Congressman Keith Self Introduces the VA Bonus and Relocation Recovery Act
Congressman Keith Self (TX-03) has introduced the VA Bonus and Relocation Recovery Act, which would clarify that existing recoupment authorities at the Department of Veterans Affairs (VA) extend to former employees, closing a loophole that allows improper payments to go unrecovered solely because an employee has left the agency.
The VA is authorized under current law to recover bonuses, awards, and relocation expenses that should not have been paid to VA employees due to misconduct or poor performance. However, existing statutory authorities apply only to current VA employees and do not clearly extend to individuals who have already separated from the Department.
As a result, VA employees who receive bonuses, awards, or relocation payments, and then leave the agency, may be shielded from repayment even when misconduct or poor performance occurred prior to payment and would have disqualified them from receiving the funds. This gap in the law prevents VA from recovering taxpayer dollars that were improperly paid and undermines efforts to ensure responsible stewardship of federal funds. The VA Bonus and Relocation Recovery Act closes this loophole.
“Taxpayer dollars must never vanish into thin air just because a VA employee ducks out of government service before their improper payments are caught,” said Congressman Self. “This bill closes that outrageous loophole, empowering the VA to claw back bonuses, awards, and relocation expenses that should never have been paid in the first place—delivering real accountability, safeguarding veterans’ earned benefits, and fiercely protecting hardworking American taxpayers from waste and abuse.”
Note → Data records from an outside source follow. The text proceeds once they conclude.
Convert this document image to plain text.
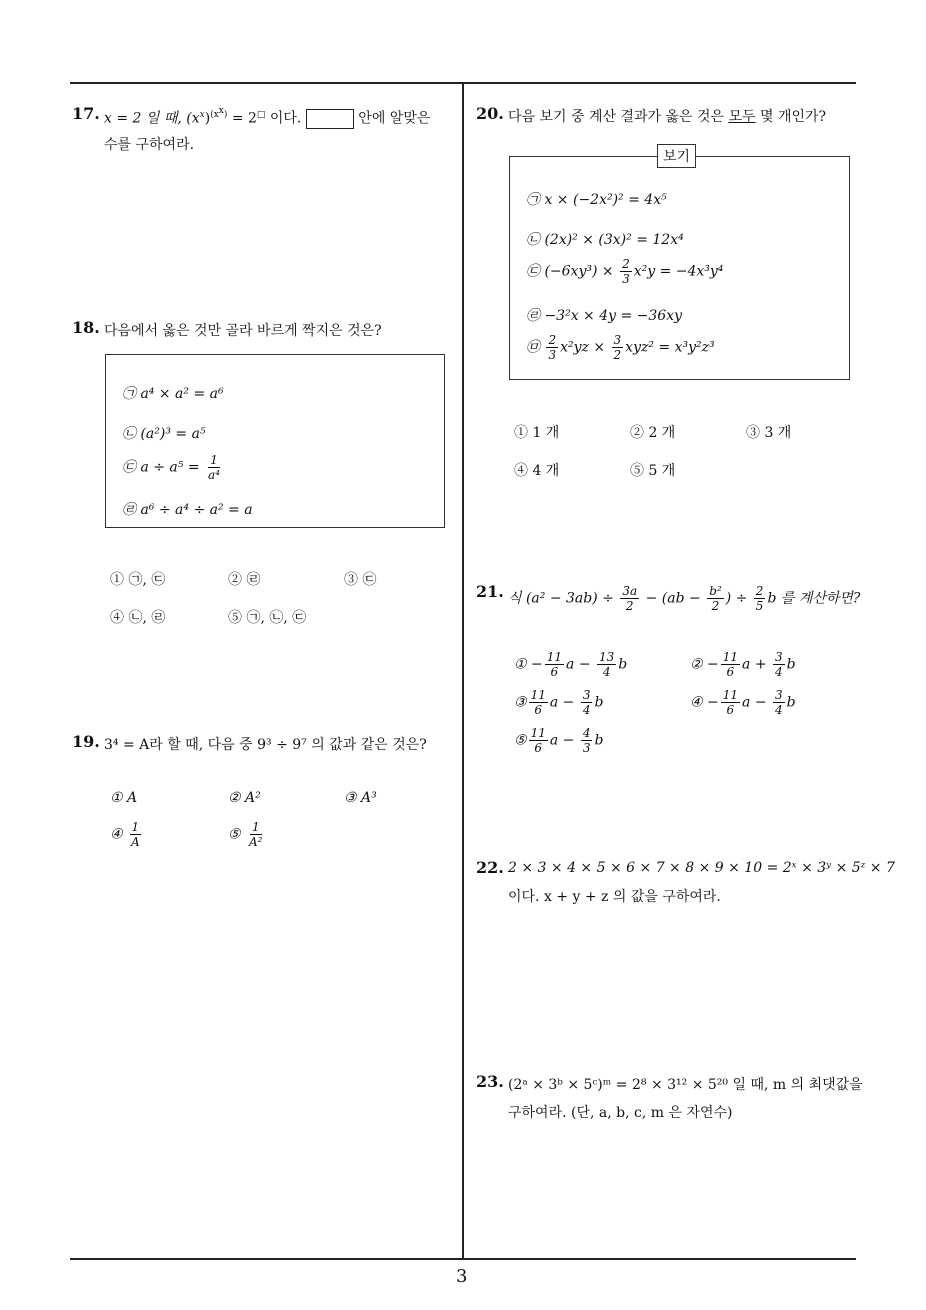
3
17. x = 2 일 때, $(x^x)^{(x^x)} = 2^□$ 이다.	안에 알맞은
수를 구하여라.
18. 다음에서 옳은 것만 골라 바르게 짝지은 것은?
㉠ a⁴ × a² = a⁶
㉡ (a²)³ = a⁵
㉢ $a \div a^5 = \frac{1}{\text{a⁴}}$
㉣ a⁶ ÷ a⁴ ÷ a² = a
① ㉠, ㉢	② ㉣	③ ㉢
④ ㉡, ㉣	⑤ ㉠, ㉡, ㉢
19. 3⁴ = A라 할 때, 다음 중 9³ ÷ 9⁷ 의 값과 같은 것은?
① A	② A²	③ A³
④ $\frac{1}{A}$	⑤ $\frac{1}{\text{A²}}$
20. 다음 보기 중 계산 결과가 옳은 것은 모두 몇 개인가?
㉠ x × (−2x²)² = 4x⁵
㉡ (2x)² × (3x)² = 12x⁴
㉢ $(-6xy^3) \times \frac{2}{3} x^2y = -4x^3y^4$
㉣ −3²x × 4y = −36xy
㉤ $\frac{2}{3} x^2yz \times \frac{3}{2} xyz^2 = x^3y^2z^3$
보기
① 1 개	② 2 개	③ 3 개
④ 4 개	⑤ 5 개
21. 식 $(a^2 - 3ab) \div \frac{3a}{2} - (ab - \frac{\text{b²}}{2}$ ) ÷ $\frac{2}{5}$ b 를 계산하면?
① − $\frac{11}{6}$ $a - \frac{13}{4}$ b	② − $\frac{11}{6}$ $a + \frac{3}{4}$ b
③ $\frac{11}{6}$ $a - \frac{3}{4}$ b	④ − $\frac{11}{6}$ $a - \frac{3}{4}$ b
⑤ $\frac{11}{6}$ $a - \frac{4}{3}$ b
22. 2 × 3 × 4 × 5 × 6 × 7 × 8 × 9 × 10 = 2ˣ × 3ʸ × 5ᶻ × 7
이다. x + y + z 의 값을 구하여라.
23. (2ᵃ × 3ᵇ × 5ᶜ)ᵐ = 2⁸ × 3¹² × 5²⁰ 일 때, m 의 최댓값을
구하여라. (단, a, b, c, m 은 자연수)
The VA Bonus and Relocation Recovery Act would:
- Clarify that VA’s authority to recoup bonuses and awards extends to former employees when misconduct or poor performance occurred prior to payment.
- Extend VA’s authority to recover relocation expenses from former employees under the same circumstances.
- Require a determination that the payment would not have been made, in whole or in part, had the misconduct or poor performance been known at the time.
- Establish a five-year statute of limitations from the date of separation for VA to exercise this authority.